Elle conteste encore l’application de l’article 9§3 de la directure 2015/2436, qui n’est pas transposée en droit français et n’a pas d’effet horizontal direct.
Elle estime que l’article 713-6 I 2° ne peut lui être opposé puisque la marque enregistrée produit pleinement ses effets.
Elle indique que les actes de contrefaçon lui ont causé un préjudice moral et patrimonial en la privant de l’adhésion de nouveaux membres, dont elle sollicite une indemnisation forfaitaire.

Dans ses conclusions n°4 notifiées le 20 décembre 2022, l’ASSOCIATION LES CROQUEURS DE POMMES DU TERROIR DU JAREZ demande au tribunal de :
vu notamment les articles L. 713-1, L. 713-2 et L. 713-6 du Code de la propriété intellectuelle,
- débouter l’Association Nationale des Amateurs Bénévoles pour la Sauvegarde des Variétés Fruitières Régionales en Voie de Disparition Dite « les Croqueurs de Pommes » de toutes ses demandes,
- la condamner à lui payer 9 500 € au titre de l’article 700 du Code de procédure civile et les dépens avec application de l’article 699 du même code au bénéfice de Maître Buisson, avocat.

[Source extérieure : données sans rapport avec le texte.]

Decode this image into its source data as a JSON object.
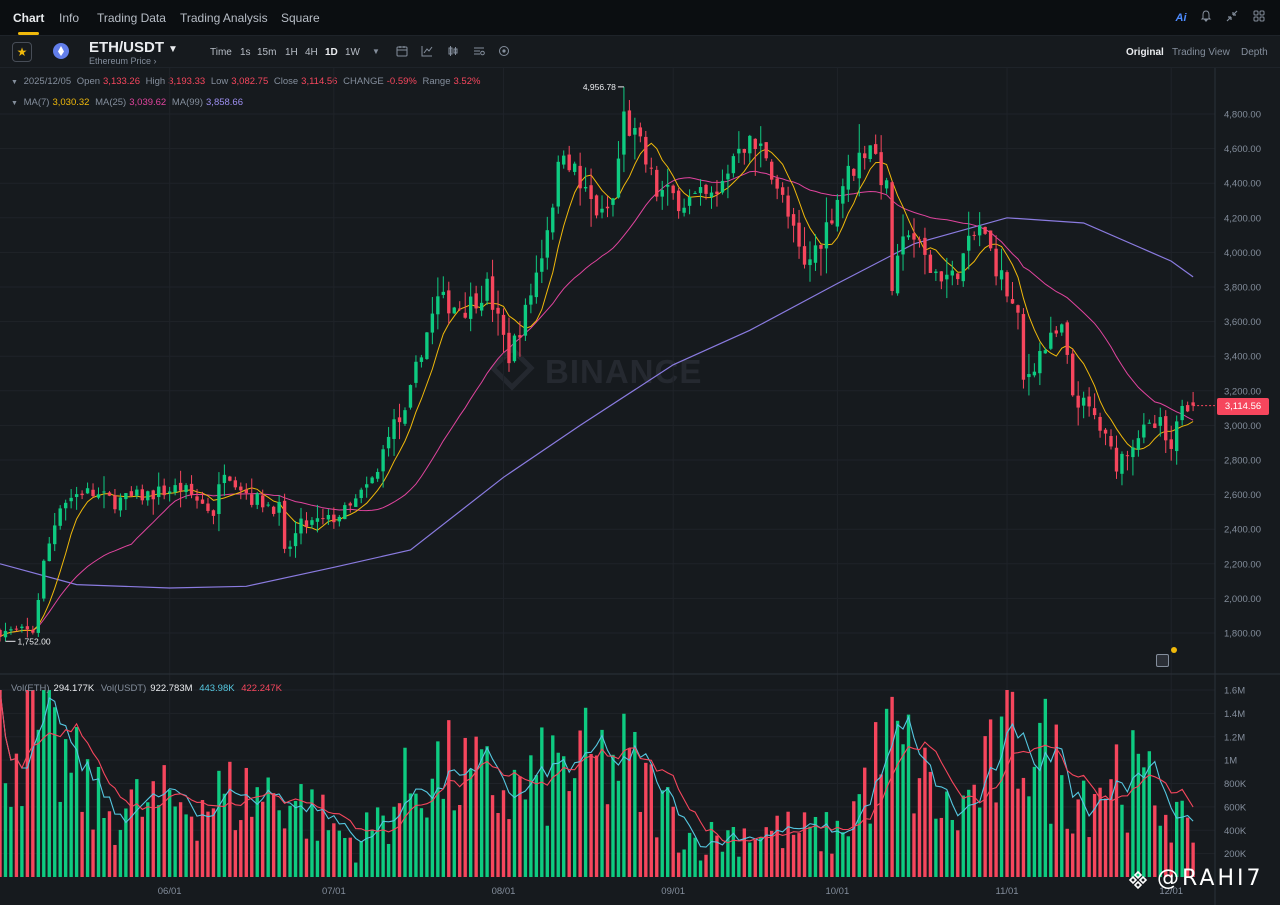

Elle expose qu’elle utilise la dénomination sociale LES CROQUEURS DE POMME DU TERROIR DU JAREZ depuis 1986, que ce n’est qu’en 1990 qu’elle a adhéré à l’association nationale. Elle souligne en outre que le site croqueurs-de-pommes42.fr a été fermé et que le site croqueursdepommes42.wordpress.com ne lui appartient pas, n’est pas actif depuis 2017, et est probablement un vestige d’un essai de site internet par un étudiant pour le compte de l’association.
Elle conteste tout acte de contrefaçon dès lors qu’elle ne fait pas usage du signe litigieux dans la vie des affaires au sens de l’article L 713-2 du Code de la propriété intellectuelle, puisqu’elle ne recherche ni n’obtient aucun avantage économique en utilisant pour se désigner elle-même la dénommiation sociale LES CROQUEURS DE POMMES DU TERROIR DU JAREZ. Elle souligne à ce titre que la cotisation des adhérents n’est pas un avantage économique et est sans rapport avec sa dénomination sociale. Elle ajoute qu’elle n’exerce aucune activité professionnelle.
Elle estime qu’en application de l’article L 713-1 du Code de la propriété intellectuelle, la marque de la demanderesse est inopposable aux droits qu’elle a antérieurement acquis sur sa dénomination sociale. Elle souligne à ce titre qu’il serait absurde qu’une dénomination sociale qui empêche de déposer ou permet de faire annuler une marque postérieure présentant un risque de confusion avec elle puisse être interdite comme prétendument contrefaisante de cette même marque postérieure, et estime que si le titulaire de la dénomination sociale ne veut ou ne peut, du fait de la forclusion par tolérance, faite annuler la marque pstérieure, les deux signes doivent coexister, ainsi que le prévoit l’article 9§3 de la directive 2015/2436 qui, bien que non transcrite en droit français, s’impose au juge qui doit interpréter le droit national de façon conforme à la directive.
Elle soutient enfin que LES CROQUEURS DE POMMES DU TERROIR DU JAREZ ne désigne pas des produits ou services mais elle-même, soit une association qui réunit des ressortissants du territoire du Jarez qui s’intéressent et donc mangent des pommes, et que le signe est donc descriptif et ne saurait être interdit en application de l’article L 716-6 du Code de la propriété intellectuelle.
Elle conteste subsidiairement le préjudice allégué, puisque la confusion invoquée résulte de la coexistence des signes depuis de nombreuses années et non de la contrefaçon, et que s’agissant d’un milieu associatif, l’existence d’autres associations d’objets similaires renforce chacun des acteurs en même temps que la cause commune qu’ils défendent.

MOTIFS DE LA DÉCISION

Il sera relevé à titre liminaire que la défenderesse n’oppose aucune irrecevabilité fondée sur un défaut d’usage sérieux de la marque ou la prescription.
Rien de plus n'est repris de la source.